"They were part of the same movement, same values, same commitment. And I think what he was beginning to realize there is that 'Her struggle, her personal journey in that broader struggle is a tougher one than mine. She's exposed to more than I am. She's paying a heavier price than I am,'" Harris shared with ABC News.
After Winnie was detained in 1969 and placed in solitary confinement for 17 months, Mandela wrote to his daughters Zeni and Zindzi.
In a note dated June 23, 1969 he penned: "Once again our beloved Mummy has been arrested and now she and Daddy are away in jail. My heart bleeds as I think of her sitting in some police cell far away from home, perhaps alone and without anybody to talk to, and with nothing to read. Twenty-four hours of the day longing for her little ones."
Harris said that passage from Mandela's writing showed what he was enduring.
"What emerges that is perhaps fresh is the level of pain that he was carrying while he was in prison as he saw her life from his perspective unraveling, and particularly the impact of her incarceration and torture," Harris said.
Mandela was in prison when his oldest son Thembi died in an accident. In a letter written from Robben Island Prison in July of 1969, Mandela appealed to the commanding officer writing, "I should be pleased if you would give me permission to proceed immediately,with or without escort, to the place where he will be laid to rest. If he will already have been buried by the time you receive this application, then I would ask that I be allowed to visit his grave for the purpose of 'laying the stone', the traditional ceremony reserved for those persons who miss the actual burial."
Mandela's request was denied.
"It froze his heart," Harris told ABC News. Mandela's mother had died only 10 months earlier and his plea to attend her funeral was also denied.

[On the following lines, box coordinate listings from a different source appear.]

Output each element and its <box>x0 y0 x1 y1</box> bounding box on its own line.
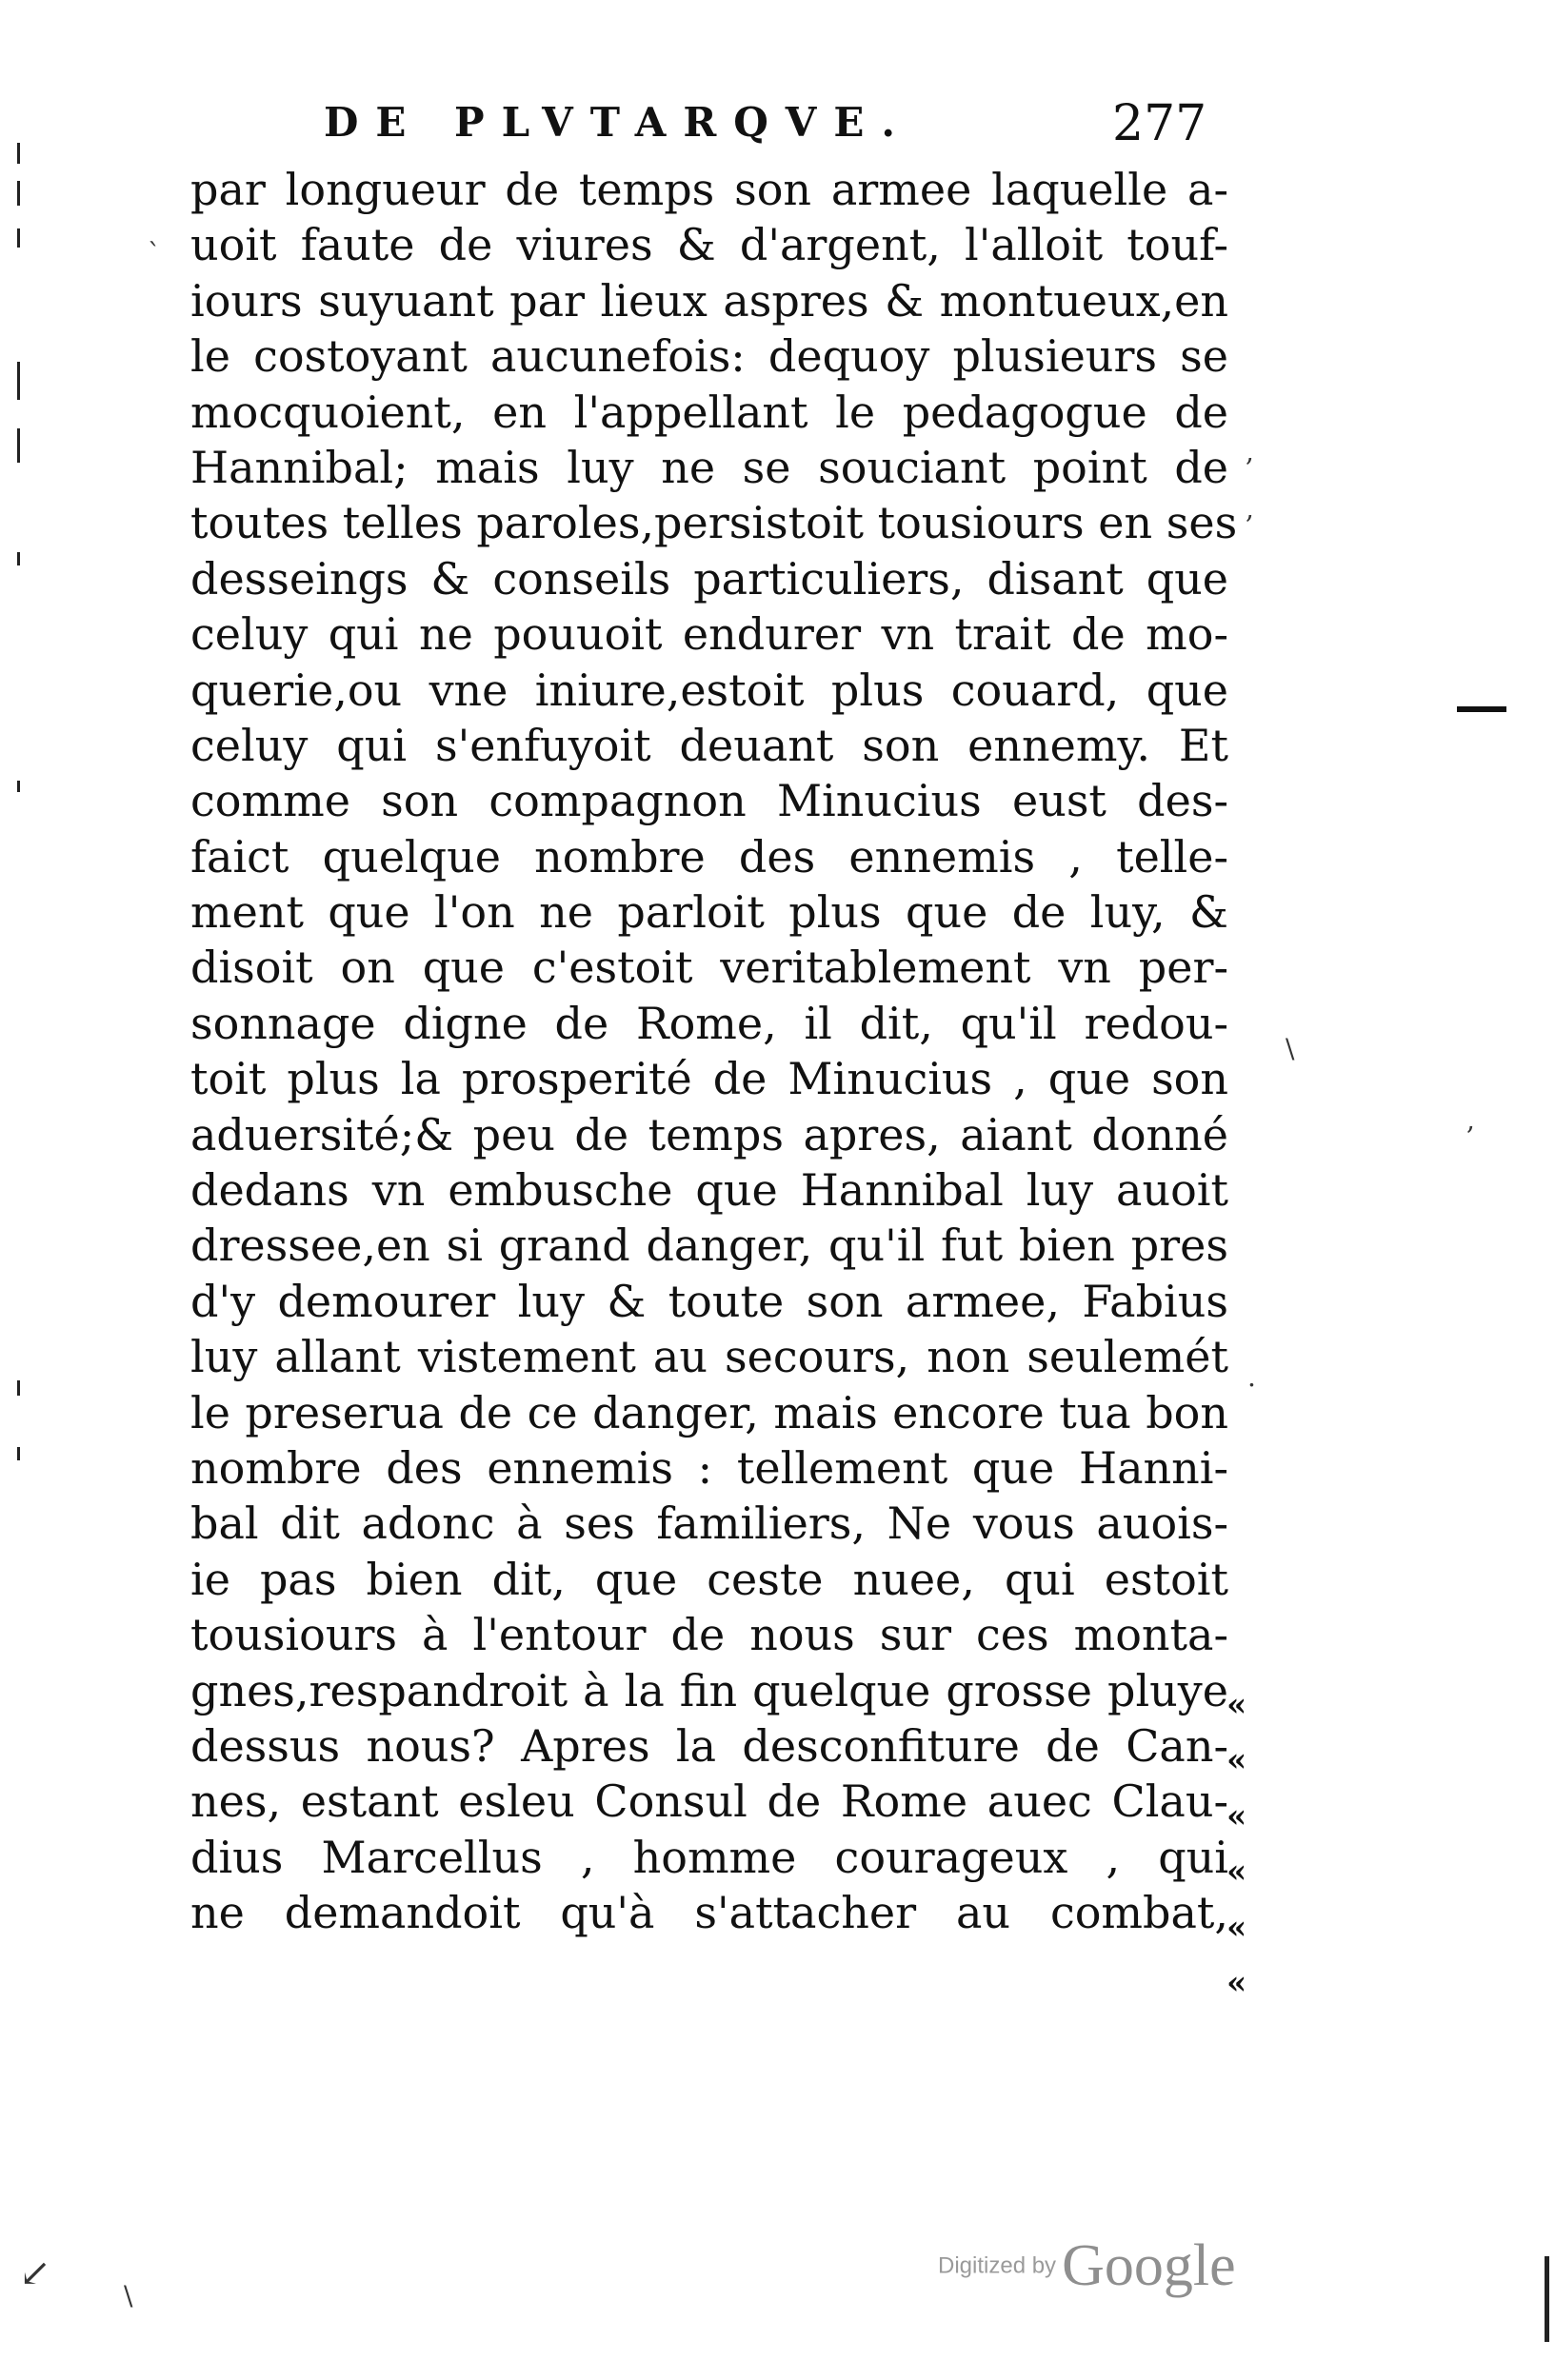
text-line: dius Marcellus , homme courageux , qui <box>190 1831 1228 1883</box>
text-line: tousiours à l'entour de nous sur ces monta- <box>190 1609 1228 1661</box>
margin-speck <box>17 181 20 206</box>
text-line: uoit faute de viures & d'argent, l'alloit touf- <box>190 219 1228 271</box>
text-line: toutes telles paroles,persistoit tousiours en ses <box>190 497 1238 549</box>
margin-speck <box>17 552 20 565</box>
stray-mark: , <box>1466 1104 1475 1136</box>
text-line: bal dit adonc à ses familiers, Ne vous auois- <box>190 1497 1228 1550</box>
quote-mark: « <box>1226 1963 1247 2002</box>
text-line: querie,ou vne iniure,estoit plus couard, que <box>190 664 1228 716</box>
text-line: luy allant vistement au secours, non seulemét <box>190 1331 1228 1383</box>
stray-mark: . <box>1247 1361 1256 1393</box>
text-line: ne demandoit qu'à s'attacher au combat, <box>190 1887 1228 1939</box>
margin-speck <box>17 781 20 792</box>
page-edge-mark <box>1545 2256 1549 2342</box>
text-line: dedans vn embusche que Hannibal luy auoit <box>190 1164 1228 1217</box>
quote-mark: « <box>1226 1741 1247 1780</box>
text-line: gnes,respandroit à la fin quelque grosse pluye <box>190 1664 1228 1716</box>
text-line: aduersité;& peu de temps apres, aiant donné <box>190 1108 1228 1160</box>
text-line: dessus nous? Apres la desconfiture de Can- <box>190 1719 1228 1772</box>
stray-mark: , <box>1246 493 1254 525</box>
text-line: comme son compagnon Minucius eust des- <box>190 775 1228 827</box>
quote-mark: « <box>1226 1686 1247 1724</box>
text-line: Hannibal; mais luy ne se souciant point de <box>190 441 1228 493</box>
left-margin-specks <box>11 143 30 1571</box>
text-line: celuy qui s'enfuyoit deuant son ennemy. Et <box>190 719 1228 771</box>
margin-speck <box>17 1380 20 1396</box>
text-line: toit plus la prosperité de Minucius , que son <box>190 1053 1228 1105</box>
stray-mark: ` <box>148 238 161 269</box>
quote-mark: « <box>1226 1853 1247 1892</box>
stray-mark: , <box>1246 436 1254 467</box>
text-line: desseings & conseils particuliers, disant que <box>190 552 1228 605</box>
page-number: 277 <box>1112 95 1207 152</box>
text-line: ie pas bien dit, que ceste nuee, qui estoit <box>190 1553 1228 1605</box>
body-text <box>190 162 1238 1941</box>
text-line: nombre des ennemis : tellement que Hanni- <box>190 1441 1228 1494</box>
stray-mark: \ <box>1286 1033 1295 1064</box>
text-line: mocquoient, en l'appellant le pedagogue de <box>190 386 1228 438</box>
margin-dash-mark <box>1457 706 1506 712</box>
text-line: faict quelque nombre des ennemis , telle- <box>190 830 1228 883</box>
margin-speck <box>17 1447 20 1460</box>
margin-speck <box>17 228 20 248</box>
text-line: par longueur de temps son armee laquelle a- <box>190 164 1228 215</box>
text-line: disoit on que c'estoit veritablement vn per- <box>190 942 1228 994</box>
text-line: sonnage digne de Rome, il dit, qu'il redou- <box>190 997 1228 1049</box>
text-line: celuy qui ne pouuoit endurer vn trait de mo- <box>190 608 1228 661</box>
marginal-quote-marks <box>1226 1677 1284 2011</box>
google-logo: Google <box>1062 2233 1236 2298</box>
text-line: iours suyuant par lieux aspres & montueux,en <box>190 274 1228 327</box>
margin-speck <box>17 362 20 400</box>
stray-mark: \ <box>124 2280 133 2311</box>
text-line: d'y demourer luy & toute son armee, Fabius <box>190 1275 1228 1327</box>
text-line: nes, estant esleu Consul de Rome auec Clau- <box>190 1775 1228 1828</box>
text-line: le preserua de ce danger, mais encore tua bon <box>190 1386 1228 1438</box>
text-line: ment que l'on ne parloit plus que de luy, & <box>190 886 1228 939</box>
digitized-watermark <box>938 2232 1236 2300</box>
text-line: dressee,en si grand danger, qu'il fut bien pres <box>190 1220 1228 1272</box>
stray-mark: ↙ <box>19 2251 51 2295</box>
watermark-prefix: Digitized by <box>938 2252 1057 2279</box>
margin-speck <box>17 143 20 164</box>
quote-mark: « <box>1226 1796 1247 1835</box>
quote-mark: « <box>1226 1908 1247 1947</box>
text-line: le costoyant aucunefois: dequoy plusieurs se <box>190 330 1228 383</box>
running-head: DE PLVTARQVE. <box>324 99 913 146</box>
margin-speck <box>17 428 20 463</box>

As Harris sifted through Mandela's taped conversations, unfinished manuscripts, scribbled notes, and carefully crafted letters for "Conversations with Myself," he noticed a personal discussion Mandela has with himself over the years – reconciling the "burden" of his public image.
"He is the chosen one. And it really started in a focused systematic way in the 1970s. He's imprisoned. The ANC decides to use him as a symbol of struggle -- the Free Mandela campaign, and so on. And he carries then a huge burden of responsibility. Everything he does, his private life impacts directly on that public representation," Harris said.
"This is a fallible human being aware of that fallibility and increasingly uncomfortable with the way in which that fallibility has been hidden publicly."
"We can all aspire to that. We can all relate to it. I don't think you can relate to the saint or the icon, the larger than life leader. But you can relate to this Nelson Mandela. And that's what we're hoping to share in the book."